There, Jack is welcomed by North, the Tooth Fairy (who immediately tries to examine his molars), Sandy and the Bunny. “Am I on the naughty list?” asks Jack. North explains that Jack has been chosen, by the Man in the Moon, as a Guardian, at which Jack seems somewhat nonplussed. If not downright pissed off. So North takes him through his workshop (as elves and Yetis work furiously to manufacture toys), and asks him – magical being to magical being – to, essentially, man up and discover the hero within. As Jack ruminates, Bunnymund appears with news – there’s trouble at the Tooth Palace, which prompts the Guardians to jump into North’s sleigh, a Batmobile-esque (in fact, the temp music here was from Danny Elfman’s Batman, later giving way to Michael Giacchino’s Star Trek theme, surely a nod to Chris Pine’s presence) beast, throbbing and transforming, the sort of thing that would give Jeremy Clarkson a fit of the heebies.
And, as they fly into the night, that was that.

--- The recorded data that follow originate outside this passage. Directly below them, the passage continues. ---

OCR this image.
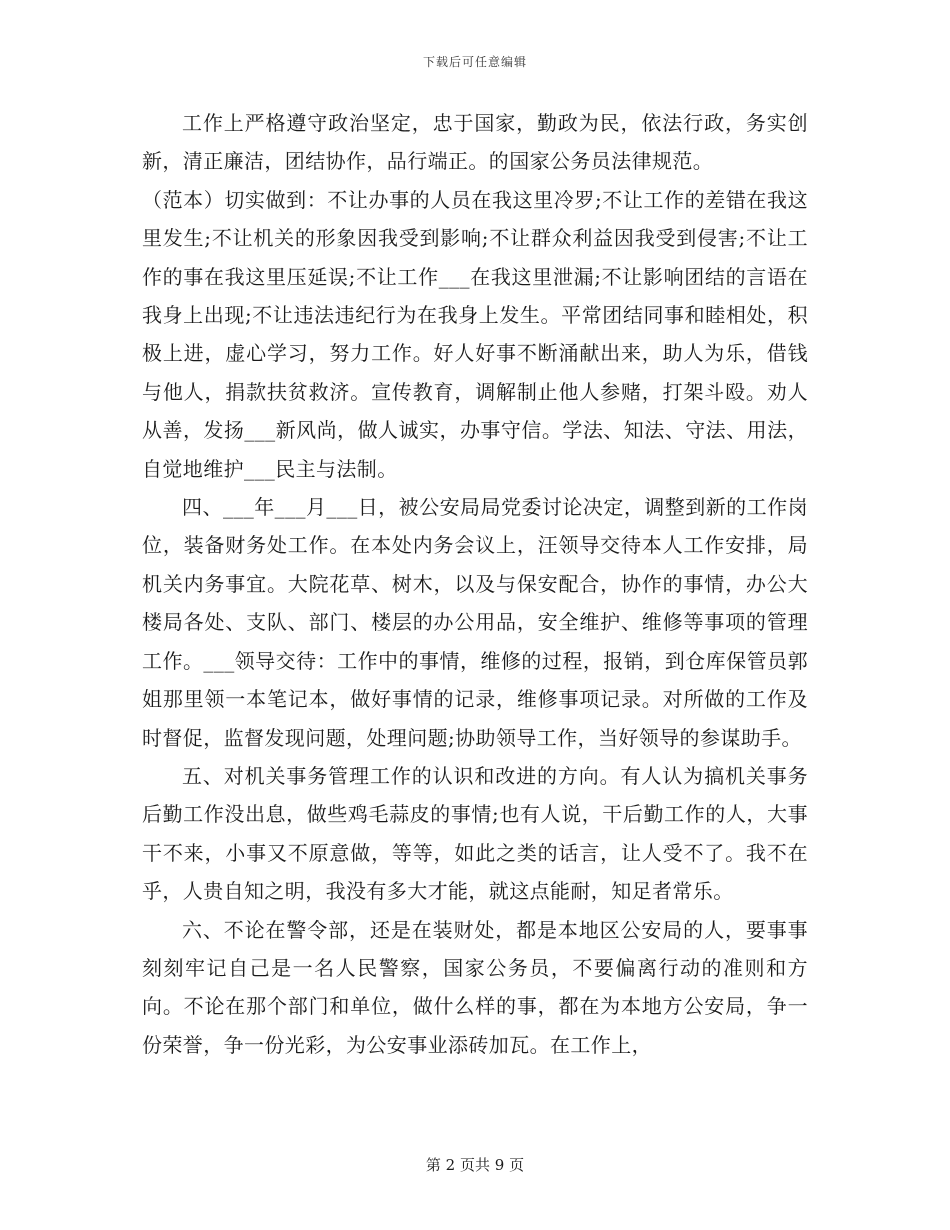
下载后可任意编辑

工作上严格遵守政治坚定，忠于国家，勤政为民，依法行政，务实创新，清正廉洁，团结协作，品行端正。的国家公务员法律规范。

（范本）切实做到：不让办事的人员在我这里冷罗;不让工作的差错在我这里发生;不让机关的形象因我受到影响;不让群众利益因我受到侵害;不让工作的事在我这里压延误;不让工作___在我这里泄漏;不让影响团结的言语在我身上出现;不让违法违纪行为在我身上发生。平常团结同事和睦相处，积极上进，虚心学习，努力工作。好人好事不断涌献出来，助人为乐，借钱与他人，捐款扶贫救济。宣传教育，调解制止他人参赌，打架斗殴。劝人从善，发扬___新风尚，做人诚实，办事守信。学法、知法、守法、用法，自觉地维护___民主与法制。

四、___年___月___日，被公安局局党委讨论决定，调整到新的工作岗位，装备财务处工作。在本处内务会议上，汪领导交待本人工作安排，局机关内务事宜。大院花草、树木，以及与保安配合，协作的事情，办公大楼局各处、支队、部门、楼层的办公用品，安全维护、维修等事项的管理工作。___领导交待：工作中的事情，维修的过程，报销，到仓库保管员郭姐那里领一本笔记本，做好事情的记录，维修事项记录。对所做的工作及时督促，监督发现问题，处理问题;协助领导工作，当好领导的参谋助手。

五、对机关事务管理工作的认识和改进的方向。有人认为搞机关事务后勤工作没出息，做些鸡毛蒜皮的事情;也有人说，干后勤工作的人，大事干不来，小事又不原意做，等等，如此之类的话言，让人受不了。我不在乎，人贵自知之明，我没有多大才能，就这点能耐，知足者常乐。

六、不论在警令部，还是在装财处，都是本地区公安局的人，要事事刻刻牢记自己是一名人民警察，国家公务员，不要偏离行动的准则和方向。不论在那个部门和单位，做什么样的事，都在为本地方公安局，争一份荣誉，争一份光彩，为公安事业添砖加瓦。在工作上，

第 2 页共 9 页
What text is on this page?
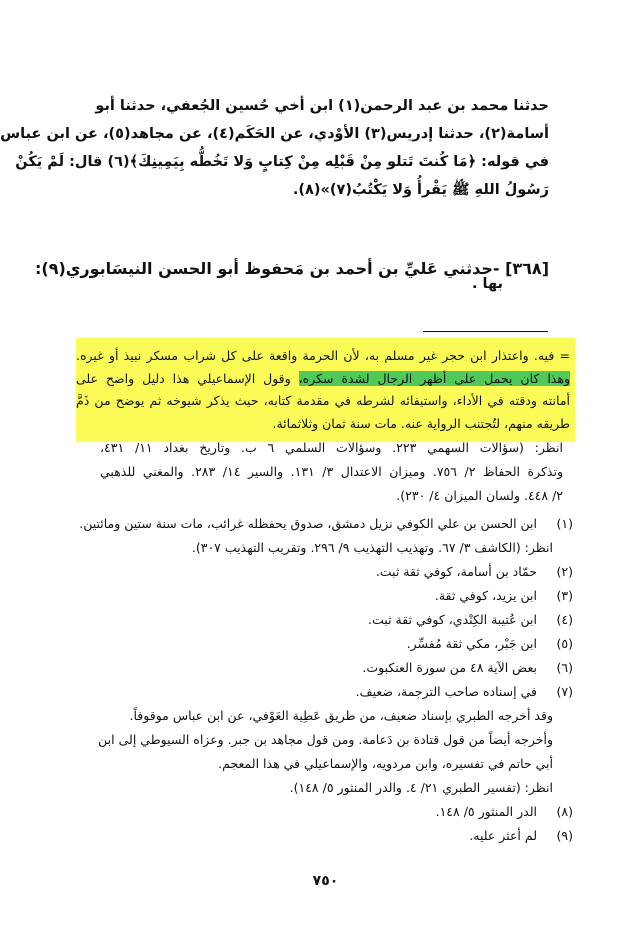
حدثنا محمد بن عبد الرحمن(١) ابن أخي حُسين الجُعفي، حدثنا أبو
أسامة(٢)، حدثنا إدريس(٣) الأوْدي، عن الحَكَم(٤)، عن مجاهد(٥)، عن ابن عباس
في قوله: ﴿مَا كُنتَ تَتلو مِنْ قَبْلِه مِنْ كِتابٍ وَلا تَخُطُّه بِيَمِينِكَ﴾(٦) قال: لَمْ يَكُنْ
رَسُولُ اللهِ ﷺ يَقْرأُ وَلا يَكْتُبُ(٧)»(٨).
[٣٦٨] -حدثني عَليِّ بن أحمد بن مَحفوظ أبو الحسن النيسَابوري(٩):
بها .
= فيه. واعتذار ابن حجر غير مسلم به، لأن الحرمة واقعة على كل شراب مسكر نبيذ أو غيره.
وهذا كان يحمل على أظهر الرجال لشدة سكره، وقول الإسماعيلي هذا دليل واضح على
أمانته ودقته في الأداء، واستيفائه لشرطه في مقدمة كتابه، حيث يذكر شيوخه ثم يوضح من ذَمَّ
طريقه منهم، لتُجتنب الرواية عنه. مات سنة ثمان وثلاثمائة.
انظر: (سؤالات السهمي ٢٢٣. وسؤالات السلمي ٦ ب. وتاريخ بغداد ١١/ ٤٣١،
وتذكرة الحفاظ ٢/ ٧٥٦. وميزان الاعتدال ٣/ ١٣١. والسير ١٤/ ٢٨٣. والمغني للذهبي
٢/ ٤٤٨. ولسان الميزان ٤/ ٢٣٠).
(١)
ابن الحسن بن علي الكوفي نزيل دمشق، صدوق يحفظله غرائب، مات سنة ستين ومائتين.
انظر: (الكاشف ٣/ ٦٧. وتهذيب التهذيب ٩/ ٢٩٦. وتقريب التهذيب ٣٠٧).
(٢)
حمّاد بن أسامة، كوفي ثقة ثبت.
(٣)
ابن يزيد، كوفي ثقة.
(٤)
ابن عُتيبة الكِنْدي، كوفي ثقة ثبت.
(٥)
ابن جَبْر، مكي ثقة مُفسِّر.
(٦)
بعض الآية ٤٨ من سورة العنكبوت.
(٧)
في إسناده صاحب الترجمة، ضعيف.
وقد أخرجه الطبري بإسناد ضعيف، من طريق عَطِية العَوْفي، عن ابن عباس موقوفاً.
وأخرجه أيضاً من قول قتادة بن دَعامة. ومن قول مجاهد بن جبر. وعزاه السيوطي إلى ابن
أبي حاتم في تفسيره، وابن مردويه، والإسماعيلي في هذا المعجم.
انظر: (تفسير الطبري ٢١/ ٤. والدر المنثور ٥/ ١٤٨).
(٨)
الدر المنثور ٥/ ١٤٨.
(٩)
لم أعثر عليه.
٧٥٠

And, I have to say, that was damned impressive. DreamWorks, for all its success, has always lived beneath the shadow of Pixar. Lately, though, with the likes of How To Train Your Dragon and the appointment of Guillermo del Toro as a sort of creative overlord on their entire slate, they’re stepping up to the plate, whether it’s with fun throwaways like Puss In Boots or Megamind, or more serious, affecting fare like Dragon and, it seems, this. It’ll be mighty interesting to see how the final version fares.
Madagascar 3: Europe’s Most Wanted, which I saw the day after, isn’t out until October, and you’ll have to wait for the full Empire review. However, I will say this: it’s very much in the former camp of fun throwaways. But it boasts an astonishing bombardment of jokes from minute one, many of which – possibly thanks to the presence of Noah Baumbach (yes, Greenberg’s Noah Baumbach) as co-writer – are genuinely inspired. I hadn’t seen either of the previous Madagascars before this one, and wasn’t expecting much, but I had a very pleasant surprise. It’s a blast.
It also has something in common with Jacques Audiard’s Rust & Bone, one of the frontrunners for the Palme D’Or – both have sequences (featuring animals) set to Katy Perry’s Firework. Rumour has it that all Cannes filmmakers are now frantically trying to insert the song into their films. I think it’ll work a treat in Ken Loach’s The Angel’s Share.